Les douleurs de l’accouchement provoqué ont commencées et ma
tristesse venait parfois m’effleurer sachant que je n’entendrais
jamais ton premier cri dans ce monde. Mais elle s’effaçait rapidement
car j’avais si hâte de te rencontrer et te serrer contre moi.
Je me rappelle… de la courtepointe de Winnie l’ourson que je t’ai
confectionné dans les derniers mois que j’étais enceinte de toi,
 j’y ai cousu un ruban couleur de l’arc-en-ciel.
Je la regarde aujourd’hui et  je me souviens que j’avais de la
difficulté à m’imaginer t’en envelopper et te bercer comme si ton âme
me murmurait déjà l’annonce de ton court passage dans ma vie.
Je ne me doutais pas à quel point mes rêves étaient pour s’envoler.
Je me souviens … avoir dit dans ma douleur :
 « Plus jamais » et de l’avoir redit.



Comment te décrire à quel point je m’accrochais à l’épaule de Véronique
et Elizabeth et que je plongeais mes yeux dans leurs regards remplis
d’amour et de douceur chaque fois que je ressentais la douleur de ton
arrivée toute proche.
Elles ne peuvent savoir tout le soulagement qu’elles me procuraient et
que j’y puisais ma force à travers leurs yeux.



Quelle joie et hâte intérieure que j’ai ressenti lors de ton passage en moi
vers ta délivrance malgré la douleur de t’enfanter car je savais que
le moment de te rencontrer arrivait.
Le médecin m’a dit de continuer de pousser car l’une de tes épaules était
restée coincé.

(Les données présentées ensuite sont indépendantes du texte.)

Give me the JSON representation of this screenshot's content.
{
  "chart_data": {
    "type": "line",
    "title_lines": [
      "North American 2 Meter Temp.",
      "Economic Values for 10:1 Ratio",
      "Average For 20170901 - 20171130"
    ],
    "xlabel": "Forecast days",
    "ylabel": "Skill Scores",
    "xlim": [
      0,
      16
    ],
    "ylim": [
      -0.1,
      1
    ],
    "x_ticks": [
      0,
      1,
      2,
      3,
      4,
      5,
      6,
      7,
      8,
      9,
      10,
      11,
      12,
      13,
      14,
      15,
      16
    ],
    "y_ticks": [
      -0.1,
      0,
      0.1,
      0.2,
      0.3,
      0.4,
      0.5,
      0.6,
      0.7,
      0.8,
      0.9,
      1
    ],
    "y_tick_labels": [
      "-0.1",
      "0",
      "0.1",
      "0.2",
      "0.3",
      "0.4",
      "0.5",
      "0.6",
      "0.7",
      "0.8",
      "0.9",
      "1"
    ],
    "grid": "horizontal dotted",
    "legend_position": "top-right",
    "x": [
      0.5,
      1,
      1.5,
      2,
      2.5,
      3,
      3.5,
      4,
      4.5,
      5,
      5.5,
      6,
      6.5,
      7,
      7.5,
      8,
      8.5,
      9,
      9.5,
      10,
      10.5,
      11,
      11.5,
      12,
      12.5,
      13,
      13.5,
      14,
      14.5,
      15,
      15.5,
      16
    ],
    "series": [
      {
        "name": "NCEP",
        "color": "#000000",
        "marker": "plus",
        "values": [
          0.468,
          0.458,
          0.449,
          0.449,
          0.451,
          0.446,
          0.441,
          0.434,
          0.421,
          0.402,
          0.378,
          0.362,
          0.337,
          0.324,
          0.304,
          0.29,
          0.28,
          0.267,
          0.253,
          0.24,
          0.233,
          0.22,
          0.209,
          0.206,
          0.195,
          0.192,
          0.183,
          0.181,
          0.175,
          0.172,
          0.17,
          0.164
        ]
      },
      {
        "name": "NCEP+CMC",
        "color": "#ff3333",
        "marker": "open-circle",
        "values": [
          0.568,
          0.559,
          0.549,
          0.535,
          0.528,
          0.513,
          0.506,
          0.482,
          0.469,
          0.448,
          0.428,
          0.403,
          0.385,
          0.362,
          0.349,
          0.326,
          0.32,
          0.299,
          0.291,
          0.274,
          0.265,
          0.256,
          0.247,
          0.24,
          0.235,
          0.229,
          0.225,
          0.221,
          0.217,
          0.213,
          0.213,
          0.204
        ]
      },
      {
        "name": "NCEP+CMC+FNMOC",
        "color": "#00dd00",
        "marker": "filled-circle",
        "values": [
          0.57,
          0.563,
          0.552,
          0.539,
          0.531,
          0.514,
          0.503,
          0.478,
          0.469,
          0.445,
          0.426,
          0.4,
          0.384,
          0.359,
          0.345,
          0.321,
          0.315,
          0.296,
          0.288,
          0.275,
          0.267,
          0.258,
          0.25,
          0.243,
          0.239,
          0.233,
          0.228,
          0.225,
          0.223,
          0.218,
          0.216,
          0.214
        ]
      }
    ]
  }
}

Elle a de bonnes épaules m’a dit le médecin.
Et que dire de ton cordon qui te liait à moi que le médecin a coupé
et dont tu t’en étais enroulé au cou et autour du pied,
le coupable qui a fermé tes yeux pour toujours.



Ce cordon qui te transmettait la vie à travers moi et qui te l’a enlevé. 
 Je me souviens… que quelques jours avant, quand le médecin a
écouté ton cœur, il battait à 160.  Je me souviens… comment une semaine auparavant,
Pierre le chum de Catherine me taquinait en disant qu’il viendrait pour
couper ton cordon lors de ta naissance.
Catherine et Pierre étaient restés cette fin de semaine là avec moi au
cas où tu te déciderais à te manifester.
Je me souviens… après comment Pierre qui m’avait gentiment taquiné,
a eu du mal à me regarder  sachant ce qui nous était arrivé.